里包恩不紧不慢地喝着咖啡,观察着被十年火箭筒打中,变化却完全不同的三人。
首先,蓝波没有任何变化。
其次,狱寺隼人似乎变小了,但是就小狱寺的反应来看,应该只有身体和十年前的自己调换了。
最后,里包恩看着中间那位眼熟的不能再眼熟的人,神情逐渐严肃。
这张脸与时淮有六七分相似,相对于时淮那张还没长开的脸,现在这张看上去更凌厉一些。
眼尾漫不经心的往上扬着,带着不输于云雀恭弥的不可一世。
这个人他曾在九代身边出现过不止一次。
迎着那人玩味地目光,里包恩冷酷的表情一收,悠悠道:“既然顶着这副皮囊,姑且就暂时称呼你为比尔吧。”
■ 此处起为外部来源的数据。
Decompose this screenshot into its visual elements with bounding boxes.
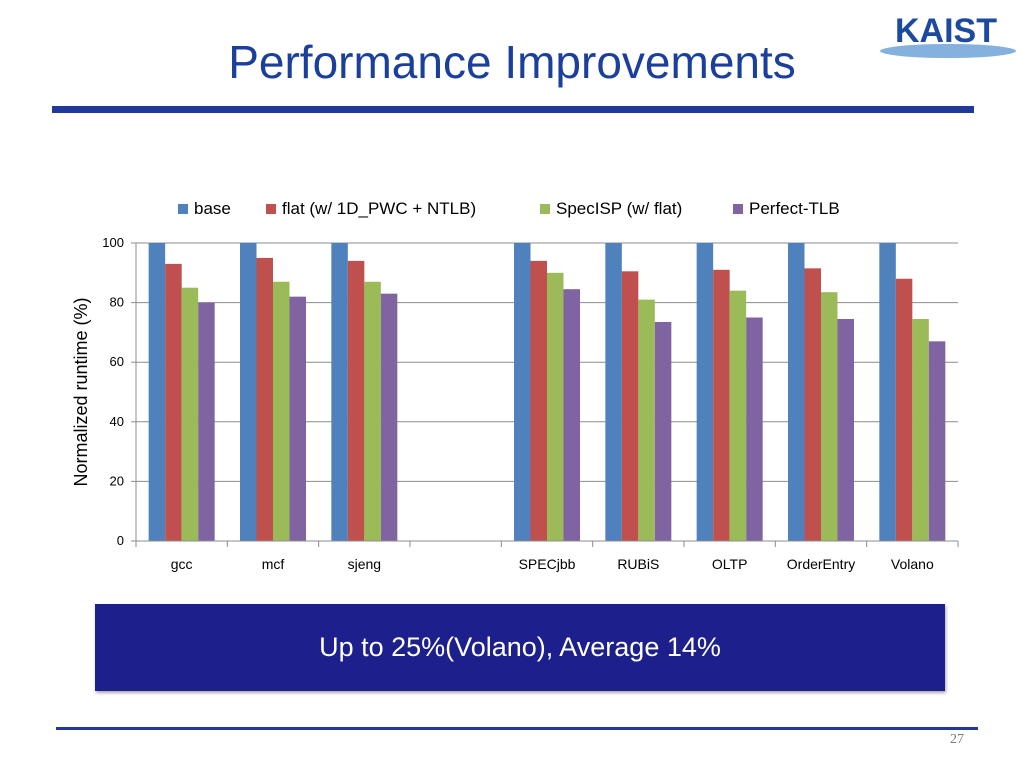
legend-swatch: [178, 204, 188, 214]
y-tick-label: 100: [102, 235, 124, 250]
bar-flat-w-1d-pwc-ntlb: [895, 278, 913, 541]
bar-flat-w-1d-pwc-ntlb: [804, 268, 821, 541]
x-tick-label: OLTP: [712, 556, 748, 572]
summary-text: Up to 25%(Volano), Average 14%: [319, 632, 721, 662]
bar-chart: 0 20 40 60 80 100 Normalized runtime (%) gcc mcf…: [71, 199, 959, 572]
bar-base: [605, 243, 622, 541]
x-tick-label: mcf: [262, 556, 285, 572]
kaist-logo: KAIST: [880, 12, 1016, 58]
bar-perfect-tlb: [928, 341, 946, 541]
summary-callout: Up to 25%(Volano), Average 14%: [95, 604, 945, 691]
bar-base: [240, 243, 257, 541]
y-axis-label: Normalized runtime (%): [71, 297, 91, 486]
legend-swatch: [540, 204, 550, 214]
bar-flat-w-1d-pwc-ntlb: [621, 271, 639, 541]
bar-specisp-w-flat: [821, 292, 838, 541]
y-tick-label: 80: [110, 295, 124, 310]
bar-specisp-w-flat: [273, 281, 290, 541]
bar-perfect-tlb: [289, 296, 306, 541]
y-tick-label: 0: [117, 533, 124, 548]
logo-text: KAIST: [895, 12, 997, 50]
bar-base: [788, 243, 805, 541]
bottom-divider: [56, 727, 978, 730]
bar-base: [879, 243, 896, 541]
bar-base: [514, 243, 531, 541]
top-divider: [52, 106, 974, 113]
slide-title: Performance Improvements: [228, 36, 796, 88]
bar-specisp-w-flat: [912, 318, 929, 541]
y-tick-label: 20: [110, 473, 124, 488]
x-tick-label: SPECjbb: [519, 556, 576, 572]
x-tick-label: sjeng: [348, 556, 381, 572]
bar-specisp-w-flat: [547, 272, 564, 541]
x-tick-label: RUBiS: [617, 556, 659, 572]
bar-specisp-w-flat: [364, 281, 381, 541]
bar-specisp-w-flat: [638, 299, 655, 541]
x-tick-label: Volano: [891, 556, 934, 572]
legend-swatch: [733, 204, 743, 214]
bar-specisp-w-flat: [181, 287, 199, 541]
bar-flat-w-1d-pwc-ntlb: [713, 269, 730, 541]
bar-perfect-tlb: [198, 302, 215, 541]
bar-base: [331, 243, 348, 541]
bar-base: [696, 243, 714, 541]
legend-swatch: [266, 204, 276, 214]
bar-perfect-tlb: [380, 293, 398, 541]
page-number: 27: [950, 732, 964, 747]
bar-perfect-tlb: [654, 321, 672, 541]
legend-label: flat (w/ 1D_PWC + NTLB): [282, 199, 476, 218]
bar-perfect-tlb: [563, 289, 580, 541]
bar-perfect-tlb: [746, 317, 763, 541]
bar-flat-w-1d-pwc-ntlb: [165, 263, 182, 541]
logo-swoosh: [880, 44, 1016, 58]
chart-container: 0 20 40 60 80 100 Normalized runtime (%) gcc mcf…: [60, 190, 970, 590]
bar-flat-w-1d-pwc-ntlb: [530, 260, 547, 541]
legend-label: Perfect-TLB: [749, 199, 840, 218]
x-tick-label: gcc: [171, 556, 193, 572]
y-tick-label: 40: [110, 414, 124, 429]
bar-perfect-tlb: [837, 318, 854, 541]
bar-base: [148, 243, 166, 541]
x-tick-label: OrderEntry: [787, 556, 855, 572]
y-tick-label: 60: [110, 354, 124, 369]
bar-flat-w-1d-pwc-ntlb: [256, 257, 273, 541]
bar-specisp-w-flat: [729, 290, 747, 541]
legend-label: SpecISP (w/ flat): [556, 199, 682, 218]
legend-label: base: [194, 199, 231, 218]
bar-flat-w-1d-pwc-ntlb: [347, 260, 365, 541]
正如他所想,面前的人是套着十年前比尔泽布壳子的时淮。
改造过后的火箭筒不出意外地出意外了,只能与十年前的自己交换身体,无法前往未来。
看来有些事情强求不来。
那么多次交换而来的大蓝波里没一个认识时淮的。
未来没有他。
时淮无趣地切了一声,把玩着手中的枪,有些生疏,又带着一点熟练。
时间真是个恐怖的东西,即使是操控他原本的身体,也被时间磨去了不少熟练度。
他将手枪别在腰间,摸了摸自己那一头黑色微卷的短发。
“啧,黏糊糊的。”
黝黑的双目看向一旁目瞪口呆的沢田纲吉。
“兔子纲不都说了。”
透着微红的液体浸透指尖,连带着手指的主人沾染了几分微醺的醉意。
“我是时淮。”
忽然拔高的视角让时淮格外惬意。
他长腿一迈来到沢田纲吉面前,见沢田纲吉仰头望着自己,满意地点了点头。
具体数字记不清了,但他现在绝对不止一米八。
然后,他轻轻踢了一脚婴儿大小的狱寺隼人。
“你的脑子也换到十年前了吗?”
从看到他的脸之后,狱寺隼人仿佛变成了一个小玩偶,现在被时淮提了都没反应。
沢田纲吉抱起小狱寺。
“比尔?”时淮这一身的行头太过耐人寻味,沢田纲吉忍不住往后缩了缩,“时淮在十年后加入瓦利亚了吗?还改了名?”
十年了,瓦利亚连衣服款式都懒得换吗!
并盛初中的校服好歹还有好几套好吧。
没搞清楚其中门道的沢田纲吉单纯地认为狱寺隼人去了十年前,蓝波留在现在,而只有时淮成功交换到了十年后。
时淮听了坏心眼地抚上他的左脸:“是啊。”
“比尔泽布永远忠于彭格列。”指尖顺着头发划到脖颈,“年轻的彭格列十代目……”
“落选者。”
红色的液体在沢田纲吉的皮肤上留下一道淡淡的痕迹。
“上一次见到活着的你还是在十年前呢,啊,还有在场的各位。”
时淮谈笑风生般编织着最残忍的谎言。
“能解决您两次,是我的荣幸。”
“等一下。”感受着慢慢撑满肺部的窒息感,沢田纲吉有些无奈地拍了拍时淮的手背,“不要捉弄我了。”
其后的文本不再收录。